The `--gpu` flag must be used to enable GPU acceleration.
### CPU-Only
If you know that you will **not** use a GPU, you can install the CPU-only version of pytorch. See [https://pytorch.org/get-started/locally/#no-cuda-1](https://pytorch.org/get-started/locally/#no-cuda-1) for how to install the CPU-only version. At time of writing, the install command for cpu-only torch and mag1c together through pip is:
```
pip3 install mag1c torch==1.3.1+cpu -f https://download.pytorch.org/whl/torch_stable.html
```
## Advanced Installation
The simplest way to obtain this program is through `pip`. To get the latest release:
```bash
pip install mag1c
```
or, to install a specific released version:
```
pip install magic==x.y.z
```
or, to get a specific point in history directly from github:
```
pip install git+https://github.com/markusfoote/mag1c@tag#egg=mag1c
```
where ``tag`` is any tag (e.g. ``v1.2.0``), branch name (e.g. ``master``) or commit hash. [PyPA has more detailed instructions.](https://pip.pypa.io/en/stable/reference/pip_install/#vcs-support)
This will install required dependencies (most notably, [pytorch](https://pytorch.org)) on linux systems. For Windows, or specific installation flavors of pytorch (like CPU-only), follow your choice of instructions on [PyTorch's website](https://pytorch.org/get-started/locally/), then install mag1c. Mag1c is compatible with PyTorch installed through `conda`, just make sure you are using the **environment's** `pip` to install mag1c, and activate the conda environment whenever you wish to run `mag1c`.
## Usage
### Entrypoints
This program can be invoked in multiple ways:
1. `python /path/to/mag1c.py` works whenever you have a copy of the `mag1c.py` script. The versioning metadata may not work well with a standalone script.

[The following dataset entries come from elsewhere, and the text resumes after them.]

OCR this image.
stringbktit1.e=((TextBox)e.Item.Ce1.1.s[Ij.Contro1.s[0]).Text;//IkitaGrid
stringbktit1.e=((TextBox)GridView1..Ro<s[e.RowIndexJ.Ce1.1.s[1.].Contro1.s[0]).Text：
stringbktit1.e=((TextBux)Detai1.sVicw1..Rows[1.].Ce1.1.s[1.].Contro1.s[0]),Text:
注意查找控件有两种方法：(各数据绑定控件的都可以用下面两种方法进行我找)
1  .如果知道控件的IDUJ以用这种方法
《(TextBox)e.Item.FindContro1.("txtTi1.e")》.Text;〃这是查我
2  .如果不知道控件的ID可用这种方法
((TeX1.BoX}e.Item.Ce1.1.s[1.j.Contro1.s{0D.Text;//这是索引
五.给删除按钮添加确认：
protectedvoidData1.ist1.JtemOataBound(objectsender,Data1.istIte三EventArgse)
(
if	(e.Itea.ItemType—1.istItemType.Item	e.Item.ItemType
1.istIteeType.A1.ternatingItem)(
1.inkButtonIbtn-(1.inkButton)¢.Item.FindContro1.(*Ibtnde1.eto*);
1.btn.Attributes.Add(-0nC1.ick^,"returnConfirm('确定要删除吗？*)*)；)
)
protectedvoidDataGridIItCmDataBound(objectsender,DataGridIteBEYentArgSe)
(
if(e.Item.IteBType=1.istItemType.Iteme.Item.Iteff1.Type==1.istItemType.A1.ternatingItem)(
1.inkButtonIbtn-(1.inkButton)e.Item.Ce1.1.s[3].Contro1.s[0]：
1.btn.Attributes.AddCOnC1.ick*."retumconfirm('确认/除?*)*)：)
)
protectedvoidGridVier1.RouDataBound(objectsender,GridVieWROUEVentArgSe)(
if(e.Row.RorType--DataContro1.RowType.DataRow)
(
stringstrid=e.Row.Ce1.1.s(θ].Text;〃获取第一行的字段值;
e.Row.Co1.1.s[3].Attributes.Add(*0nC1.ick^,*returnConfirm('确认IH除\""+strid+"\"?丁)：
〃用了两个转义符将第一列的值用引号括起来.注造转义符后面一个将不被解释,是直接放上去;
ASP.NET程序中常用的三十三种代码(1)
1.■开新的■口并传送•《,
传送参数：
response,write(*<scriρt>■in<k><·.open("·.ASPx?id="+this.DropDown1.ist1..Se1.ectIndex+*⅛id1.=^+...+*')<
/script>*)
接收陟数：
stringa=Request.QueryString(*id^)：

2. `python -m mag1c` works when you install the python package (i.e. via `pip`).
3. `mag1c` is a direct entry point to the program when you install via `pip`.
4. `sparsemf` is exactly the same as `mag1c`, just with a debatably-more-readable name.
### Runtime Options
There are numerous options/flags that can be provided to modify processing behavior. Run `mag1c --help` for a full description of the available arguments.
## Examples
### Process a single file with defaults:
```bash
python mag1c.py /my/radiance --spec /my/target --out /some/output
```
### Process a single file with bash variables and some custom options, including GPU:
```bash
export CUDA_VISIBLE_DEVICES=0 # Restrict processing to the first GPU in the system
RDNFILE="/path/to/my/radiance data with spaces in filename"
TEMPLATE=/path/to/my/templatespectrum
OUTPUT=/path/to/outputfile_date_time_iteration25_grouping5
GLT=/path/to/my/gltfile
python mag1c.py "$RDNFILE" --spec $TEMPLATE --out $OUTPUT --outputgeo $GLT --iter 25 --group 5 --gpu -t 2 -b16
```
### Process all files in a folder:
```bash
TEMPLATE=/path/to/template.txt
for f in /path/to/folder/ang*_rdn_*_clip; do \
python mag1c.py "${f}" "${TEMPLATE}" "/output/folder/$(basename "${f/rdn/mag1c}")" --iter 20
done;
```
### Process a file with detector saturation detection/masking:
For a geocorrected file:
```bash
sparsemf ${RDN_FILE} \
--out $OUTPUTFOLDER$(basename ${b/_rdn_/_ch4_cmfr_}) \
--geo ${RDN_FILE/img/glt} \
--group 1 \
--saturation \
--saturationthreshold 6.0 \
--maskgrowradius 150m \
--mingrowarea 5 \
--hfdi \
--threads 8 \
--gpu \
--no-albedo-output \
--visible-mask-growing-threshold 9.0
```
or for a non-geocorrected file:
```bash
sparsemf ${RDN_FILE} \
--out $OUTPUTFOLDER$(basename ${b/_rdn_/_ch4_cmfr_}) \
--outputgeo ${RDN_FILE/img/glt} \
--group 1 \
--saturation \
--saturationthreshold 6.0 \
--maskgrowradius 12px \
--mingrowarea 5 \
--hfdi \
--threads 8 \
--gpu \
--no-albedo-output \
--visible-mask-growing-threshold 9.0
```
Notice that the non-geocorrected file requires a **`maskgrowradius` in pixels**, as the file has no spatial metadata.